Last summer I had some amusement. In a 30mph limit, the driver behind me was harassing me by driving too close, and a white van driver behind him was clearly harassing the driver behind me. A car ahead had pulled slightly out of a petrol station. I had no option but to stop to let him out. I stopped. The driver behind me stopped. And white van (man?) went into the back of the car. I saw it all in my rear view mirror. For most of the rest of my journey along that 30mph road I was not hotly being pursued by fustrated motorists.

And why is it that people in towns seem to think that just because they are on a dual carriageway, they are allowed to drive any faster than 30mph? Take A505 road through Luton town centre. Classic. Even speed camera signs have little effect. The Highway Code is quite clear. It states, "The 30 mph limit applies to all traffic on all roads in England and Wales (only Class C and unclassified roads in Scotland) with street lighting unless signs show otherwise)". So there you are. If there are no speed signs, the speed limit is thirty. Three zero. Nothing higher.

Now, let's look at motorways. A work colleague, who I would otherwise have thought to have high moral standards, told me "I never drive over 85 on the motorway". He quickly went down in my esteem. The highway code tells us that the maximum speed for Cars and motorcycles is 70mph. I have NEVER EVER made a journey on a motorway without being overtaken. I frequently cruise at 70mph. So, how come I am constantly being overtaken, no matter how short a journey I make on a motorway?

Now let's look at Cars towing caravans or trailers. On a motorway the speed limit for them is sixty. six zero. Now try telling me you have never seen a car towing a caravan doing more than 60. They are mostly hacking along at speeds well in excess of that.

I am not without serious accident. Almost stationery I had inexplicably not seen an oncoming vehicle, when I was turning right off a trunk road. For my sin I had to take a re-education course or face penalty points and a fine. Not once did the Advanced Driving Instructor, on the road with three of us sinners on board, admonish the other sinners for breaking the speed limit. One did 50 through a coned area with speed signs of 30, the other did 45 in a 30 limit. Not once did the Advanced Driving Instructor mention these offences to his pupils. And once, the Advanced Driving Instructor himself, entered into a 30mph zone at 50mph, and took several hundred yards to slow himself down to stop at a roundabout ahead. He boasted that he instructed police.
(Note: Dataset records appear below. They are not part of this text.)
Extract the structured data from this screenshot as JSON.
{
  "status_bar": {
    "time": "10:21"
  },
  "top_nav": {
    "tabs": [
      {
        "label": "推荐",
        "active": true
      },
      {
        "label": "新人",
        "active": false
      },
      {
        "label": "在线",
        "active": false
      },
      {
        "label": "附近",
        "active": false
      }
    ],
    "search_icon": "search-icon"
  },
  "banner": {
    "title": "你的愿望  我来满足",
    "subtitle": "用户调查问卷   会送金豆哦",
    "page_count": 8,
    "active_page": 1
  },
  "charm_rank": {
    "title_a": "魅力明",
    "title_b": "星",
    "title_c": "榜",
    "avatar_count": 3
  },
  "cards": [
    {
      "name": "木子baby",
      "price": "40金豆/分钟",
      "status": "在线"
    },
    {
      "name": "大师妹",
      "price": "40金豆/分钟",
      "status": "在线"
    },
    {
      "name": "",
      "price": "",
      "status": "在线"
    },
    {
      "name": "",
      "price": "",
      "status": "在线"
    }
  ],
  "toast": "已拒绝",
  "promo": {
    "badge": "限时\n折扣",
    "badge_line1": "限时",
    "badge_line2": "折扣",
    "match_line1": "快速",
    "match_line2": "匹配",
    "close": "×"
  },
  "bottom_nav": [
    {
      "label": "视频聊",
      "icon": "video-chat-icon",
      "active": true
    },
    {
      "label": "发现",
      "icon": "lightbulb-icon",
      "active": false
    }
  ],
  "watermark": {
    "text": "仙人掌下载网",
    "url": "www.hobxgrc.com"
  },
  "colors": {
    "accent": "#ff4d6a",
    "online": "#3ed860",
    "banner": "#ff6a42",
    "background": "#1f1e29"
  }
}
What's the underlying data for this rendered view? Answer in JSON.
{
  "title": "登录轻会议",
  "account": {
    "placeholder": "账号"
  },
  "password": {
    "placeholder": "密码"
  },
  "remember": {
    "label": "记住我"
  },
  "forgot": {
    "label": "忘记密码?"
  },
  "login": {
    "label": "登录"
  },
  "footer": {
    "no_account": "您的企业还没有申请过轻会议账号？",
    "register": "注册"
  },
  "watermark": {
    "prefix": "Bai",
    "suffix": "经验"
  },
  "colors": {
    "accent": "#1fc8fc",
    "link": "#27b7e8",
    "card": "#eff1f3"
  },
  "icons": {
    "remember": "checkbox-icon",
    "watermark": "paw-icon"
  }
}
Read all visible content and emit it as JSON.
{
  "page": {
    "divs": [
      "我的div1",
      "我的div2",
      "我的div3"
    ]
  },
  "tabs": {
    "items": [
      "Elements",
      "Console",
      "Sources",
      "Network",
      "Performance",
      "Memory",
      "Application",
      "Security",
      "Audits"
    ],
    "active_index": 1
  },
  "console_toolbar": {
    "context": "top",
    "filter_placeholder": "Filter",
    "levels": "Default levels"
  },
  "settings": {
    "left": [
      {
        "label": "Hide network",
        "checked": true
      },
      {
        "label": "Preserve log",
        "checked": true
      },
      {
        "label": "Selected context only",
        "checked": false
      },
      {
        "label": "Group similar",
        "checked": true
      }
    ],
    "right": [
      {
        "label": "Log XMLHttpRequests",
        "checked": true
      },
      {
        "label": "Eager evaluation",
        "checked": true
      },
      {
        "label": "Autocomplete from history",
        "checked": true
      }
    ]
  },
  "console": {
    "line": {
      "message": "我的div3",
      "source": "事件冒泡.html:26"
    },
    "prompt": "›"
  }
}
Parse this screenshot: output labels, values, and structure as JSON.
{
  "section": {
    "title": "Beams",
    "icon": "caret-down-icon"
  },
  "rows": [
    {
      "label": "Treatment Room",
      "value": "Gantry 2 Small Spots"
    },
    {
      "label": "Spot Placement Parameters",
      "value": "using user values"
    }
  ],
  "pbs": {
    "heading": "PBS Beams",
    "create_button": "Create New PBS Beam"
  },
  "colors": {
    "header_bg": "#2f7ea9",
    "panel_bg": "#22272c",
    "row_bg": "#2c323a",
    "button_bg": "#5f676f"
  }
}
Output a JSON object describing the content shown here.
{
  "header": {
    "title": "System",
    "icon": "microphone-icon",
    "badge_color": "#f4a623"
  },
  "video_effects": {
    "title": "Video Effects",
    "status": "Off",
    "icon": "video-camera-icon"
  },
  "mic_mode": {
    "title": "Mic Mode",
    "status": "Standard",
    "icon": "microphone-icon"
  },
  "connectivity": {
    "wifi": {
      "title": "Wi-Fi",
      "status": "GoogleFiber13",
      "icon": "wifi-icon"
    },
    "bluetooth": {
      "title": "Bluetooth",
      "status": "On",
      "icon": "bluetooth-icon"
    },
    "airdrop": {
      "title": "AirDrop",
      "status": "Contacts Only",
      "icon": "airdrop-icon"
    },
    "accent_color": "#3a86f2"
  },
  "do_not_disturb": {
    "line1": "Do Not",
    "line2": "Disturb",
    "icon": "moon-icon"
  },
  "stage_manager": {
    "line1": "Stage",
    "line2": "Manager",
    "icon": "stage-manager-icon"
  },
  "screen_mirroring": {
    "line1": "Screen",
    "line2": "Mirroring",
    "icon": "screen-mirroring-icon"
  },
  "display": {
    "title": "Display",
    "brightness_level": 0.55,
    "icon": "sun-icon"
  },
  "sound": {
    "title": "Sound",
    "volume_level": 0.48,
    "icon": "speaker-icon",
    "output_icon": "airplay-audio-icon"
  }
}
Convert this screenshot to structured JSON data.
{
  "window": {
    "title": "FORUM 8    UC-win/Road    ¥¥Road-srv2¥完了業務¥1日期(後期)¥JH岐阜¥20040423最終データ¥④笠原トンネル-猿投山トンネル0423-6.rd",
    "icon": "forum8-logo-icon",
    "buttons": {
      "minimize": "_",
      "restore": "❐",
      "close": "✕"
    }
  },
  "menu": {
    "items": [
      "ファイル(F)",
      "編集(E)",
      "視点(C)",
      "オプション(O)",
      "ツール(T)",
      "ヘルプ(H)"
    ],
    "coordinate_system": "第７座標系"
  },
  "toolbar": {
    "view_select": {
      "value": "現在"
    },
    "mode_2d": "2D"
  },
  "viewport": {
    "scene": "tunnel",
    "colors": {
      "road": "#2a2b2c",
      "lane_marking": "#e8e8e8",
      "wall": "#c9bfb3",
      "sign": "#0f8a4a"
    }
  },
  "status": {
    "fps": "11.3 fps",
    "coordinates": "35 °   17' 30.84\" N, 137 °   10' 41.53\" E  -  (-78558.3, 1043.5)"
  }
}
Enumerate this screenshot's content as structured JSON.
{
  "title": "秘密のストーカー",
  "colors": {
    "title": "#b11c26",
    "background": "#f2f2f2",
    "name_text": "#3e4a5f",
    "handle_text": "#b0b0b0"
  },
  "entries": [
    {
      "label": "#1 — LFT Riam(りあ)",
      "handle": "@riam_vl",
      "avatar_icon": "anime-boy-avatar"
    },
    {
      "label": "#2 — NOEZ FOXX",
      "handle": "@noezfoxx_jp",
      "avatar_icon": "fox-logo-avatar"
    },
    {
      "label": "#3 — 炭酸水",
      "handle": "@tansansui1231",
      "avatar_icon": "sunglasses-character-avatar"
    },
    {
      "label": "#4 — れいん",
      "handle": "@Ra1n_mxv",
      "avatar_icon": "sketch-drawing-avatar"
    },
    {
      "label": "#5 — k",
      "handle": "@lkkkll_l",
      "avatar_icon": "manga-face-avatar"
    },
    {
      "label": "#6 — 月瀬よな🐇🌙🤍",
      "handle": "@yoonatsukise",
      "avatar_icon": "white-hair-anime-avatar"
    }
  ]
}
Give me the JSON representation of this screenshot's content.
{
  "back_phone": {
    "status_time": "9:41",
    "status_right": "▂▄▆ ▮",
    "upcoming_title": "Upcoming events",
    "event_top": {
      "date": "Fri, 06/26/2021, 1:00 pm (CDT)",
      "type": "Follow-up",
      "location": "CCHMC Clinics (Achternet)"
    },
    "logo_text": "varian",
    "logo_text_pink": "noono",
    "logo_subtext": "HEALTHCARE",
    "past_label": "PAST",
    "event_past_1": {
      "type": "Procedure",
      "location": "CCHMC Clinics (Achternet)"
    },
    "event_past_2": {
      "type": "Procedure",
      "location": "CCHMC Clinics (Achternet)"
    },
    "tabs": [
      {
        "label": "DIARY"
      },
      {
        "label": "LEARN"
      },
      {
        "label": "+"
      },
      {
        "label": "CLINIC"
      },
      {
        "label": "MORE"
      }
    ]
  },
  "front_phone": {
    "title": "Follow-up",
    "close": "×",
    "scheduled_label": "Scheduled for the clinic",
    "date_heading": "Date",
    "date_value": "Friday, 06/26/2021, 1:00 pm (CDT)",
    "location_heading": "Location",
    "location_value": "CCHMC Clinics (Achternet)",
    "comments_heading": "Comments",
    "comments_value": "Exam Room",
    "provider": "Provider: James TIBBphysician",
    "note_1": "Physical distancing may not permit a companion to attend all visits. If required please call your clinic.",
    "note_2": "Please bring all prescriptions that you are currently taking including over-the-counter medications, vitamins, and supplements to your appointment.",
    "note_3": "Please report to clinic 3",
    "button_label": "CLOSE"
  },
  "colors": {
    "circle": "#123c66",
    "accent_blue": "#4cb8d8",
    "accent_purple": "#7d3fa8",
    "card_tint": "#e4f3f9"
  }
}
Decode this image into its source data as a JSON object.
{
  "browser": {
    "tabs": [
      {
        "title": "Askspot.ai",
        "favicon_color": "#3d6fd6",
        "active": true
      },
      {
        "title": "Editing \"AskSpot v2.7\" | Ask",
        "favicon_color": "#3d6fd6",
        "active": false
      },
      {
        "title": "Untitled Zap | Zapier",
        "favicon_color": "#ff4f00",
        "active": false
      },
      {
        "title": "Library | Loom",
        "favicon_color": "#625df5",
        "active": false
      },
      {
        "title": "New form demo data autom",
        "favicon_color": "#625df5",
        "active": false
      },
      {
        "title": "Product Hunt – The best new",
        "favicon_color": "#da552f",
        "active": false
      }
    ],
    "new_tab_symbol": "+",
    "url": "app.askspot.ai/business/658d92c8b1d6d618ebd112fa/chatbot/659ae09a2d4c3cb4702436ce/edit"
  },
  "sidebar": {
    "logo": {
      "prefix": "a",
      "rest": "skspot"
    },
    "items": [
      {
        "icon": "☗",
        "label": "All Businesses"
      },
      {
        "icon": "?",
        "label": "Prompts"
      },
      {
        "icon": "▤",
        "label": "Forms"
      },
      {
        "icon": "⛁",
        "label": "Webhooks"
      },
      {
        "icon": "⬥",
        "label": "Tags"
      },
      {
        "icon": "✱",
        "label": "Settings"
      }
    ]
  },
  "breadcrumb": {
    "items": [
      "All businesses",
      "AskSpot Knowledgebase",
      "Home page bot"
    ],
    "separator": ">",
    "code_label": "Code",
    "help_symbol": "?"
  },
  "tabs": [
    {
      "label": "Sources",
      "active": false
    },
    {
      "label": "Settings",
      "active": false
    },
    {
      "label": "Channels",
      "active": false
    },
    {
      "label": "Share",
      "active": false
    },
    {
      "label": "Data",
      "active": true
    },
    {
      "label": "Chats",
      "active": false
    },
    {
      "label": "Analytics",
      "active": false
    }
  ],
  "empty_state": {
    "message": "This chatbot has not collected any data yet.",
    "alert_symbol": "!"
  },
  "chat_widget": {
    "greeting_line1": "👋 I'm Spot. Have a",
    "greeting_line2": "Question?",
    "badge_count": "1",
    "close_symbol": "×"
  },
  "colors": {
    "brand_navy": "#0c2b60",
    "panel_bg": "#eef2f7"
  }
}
It was left to me to bring the matter up afterwards.

It does not, therefore, surprise me to learn that police on duty were caught in speed traps in Bedfordshire 2,519 times in a year (Luton Herald &Post 29 Dec 2005).

What does apall me is that in 2004, according to the newspaper report, of 46 police officers and staff sent notices of intended prosecution, only nine resulted in punishment.